Per approfondire: come scrivere bene sul web

La tua opinione su questo social blog LinkedIn

Per me LinkedIn Pulse è un ottimo strumento per pubblicare contenuti e raggiungere un target ben preciso, ma lo strumento principale per sfruttare tutte le leve del blogging resta (almeno per me) la soluzione indipendente. Una soluzione composta da WordPress, hosting e dominio proprio. Questa è la base per un blog di successo.

Questo non significa che Pulse debba essere trattato come un aggregatore di notizie. Per ottenere buoni risultati devi creare un’esperienza unica, simile a quella del tuo blog ufficiale. La strategia migliore dal mio punto di vista? Due progetti paralleli.

Progetti indipendenti, collegati: blog ufficiale e Pulse. Tu come hai organizzato la tua attività con LinkedIn Pulse? Lascia la tua opinione nei commenti.

9 COMMENTI

  1. Mi sto alambiccando su Pulse da un po’ di tempo : partire o non partire?
    Sono del tutto congruente all’idea di dover sviluppare un piano ad hoc e proprio per questo mi trovo in difficoltà: rispetto al/i blog dove scrivo, come posso differenziare l’offerta?

    Da una piccolissima analisi di listening mi pare l’ecosistema di LinkedIn sia molto human(istic)-oriented con un cappello di ovvio business.

    Insomma, ci sono pochi post molto tecnici e molto divulgativi: è il taglio giusto, Ric?

    • Può essere come dici tu Ben. Però ti rimando a un’altra domanda: cosa vuole la tua audience? Cosa vuole il tuo pubblico su LinkedIn? Ti lascio un consiglio: scrivi per ottenere dei vantaggi diretti da quelle persone. Scrivi articoli che puntino al contatto LinkedIn, e che facciano pensare: “Cavolo, adesso lo contatto”.

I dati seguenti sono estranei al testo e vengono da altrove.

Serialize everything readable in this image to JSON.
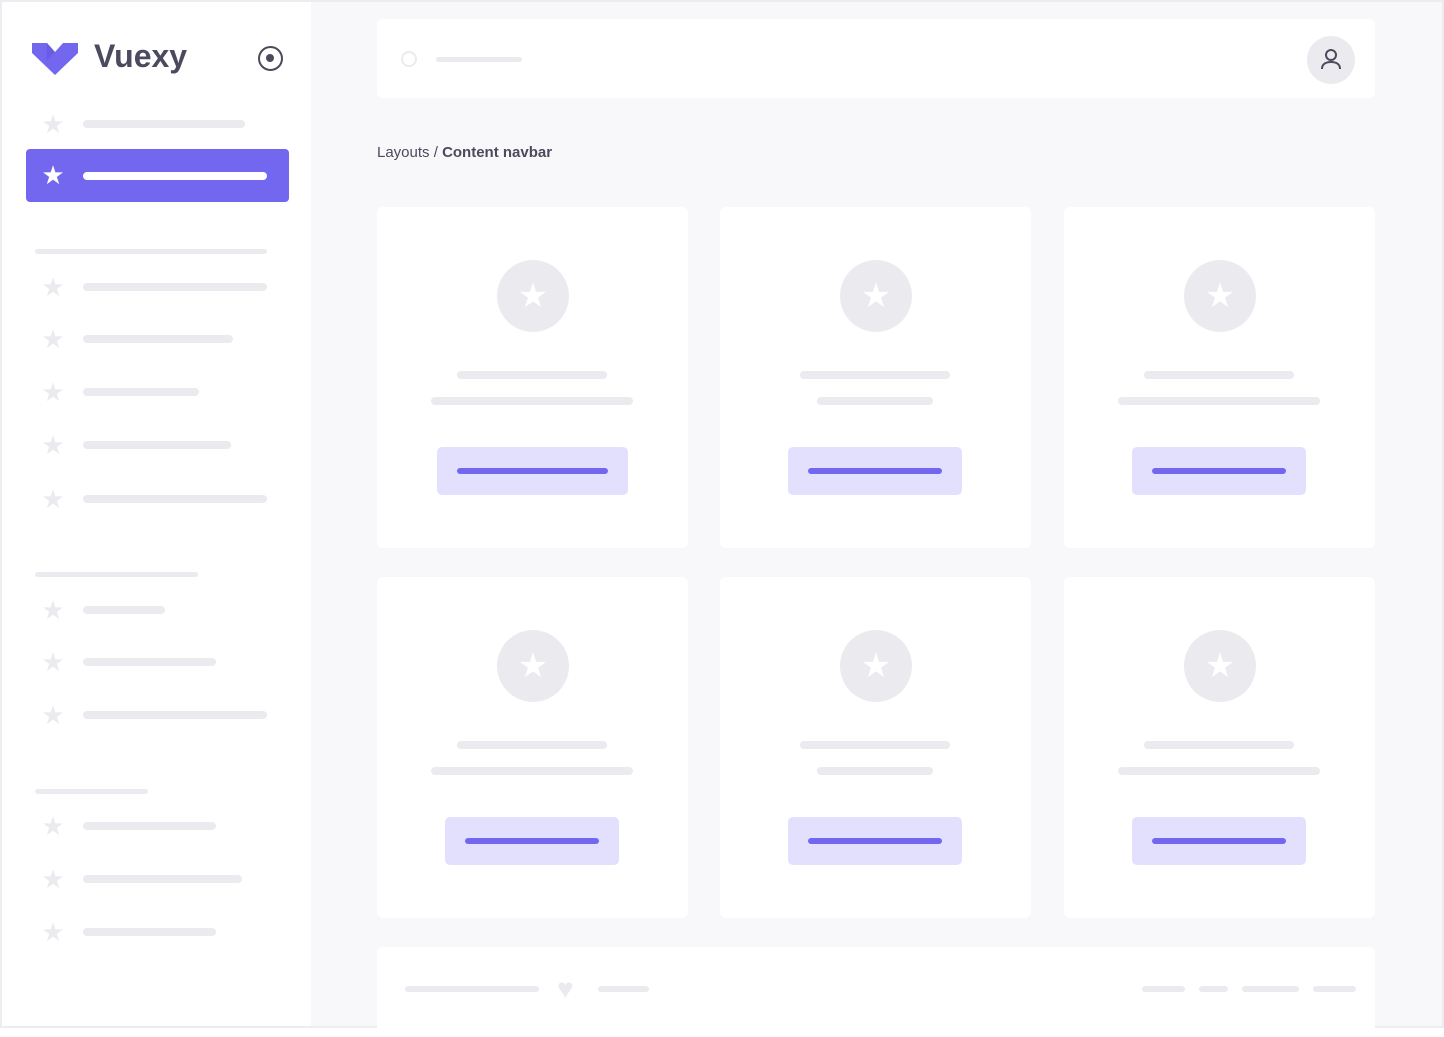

  2. Sono partito anche io con un post. Sinceramente era di poco valore: ero curioso di vedere come funzionava e capire se poteva essermi utile. Senza avere una conoscenza approfondita a me sbra un’ottima piattaforma. Bisogna però studiare una strategia per capire che tipo di contenuti dare. Come diceva Benedetto anche a me sbra una piattaforma orientata al contato umano nell’ambito lavorativo. Penso lo userò ancora. Farò ancora test per capire quali contenuti sono andati e quali hanno maggiore engagement.

    • Questa è la strada giusta, Alessandro: fare dei test per capire come usare nel miglior modo possibile questa piattaforma di blogging.

  3. Ciao, ho sempre utilizzato linkedin con grandi risultati, soprattutto l’interazione nei gruppi, la nicchia che riguarda il mio lavoro di progettazione di hotel e SPA. Ho scoperto Pulse da poco e ammetto la mia impreparazione: ho cominciato a utilizzarlo pubblicando parte di articoli che rimandano al blog attraverso un link apposito. Sembra che stia dando risultati: le tematiche sono quelle che interessano i miei contatti e l’obiettivo di convogliare sul blog sembra raggiunto. E’ un uso diverso da quello che indicavi nel post…che mi puoi consigliare in merito?

    • Allora, pubblicare parte di articoli già lanciati altrove può andare bene per portare traffico. Ma quale valore stai dando?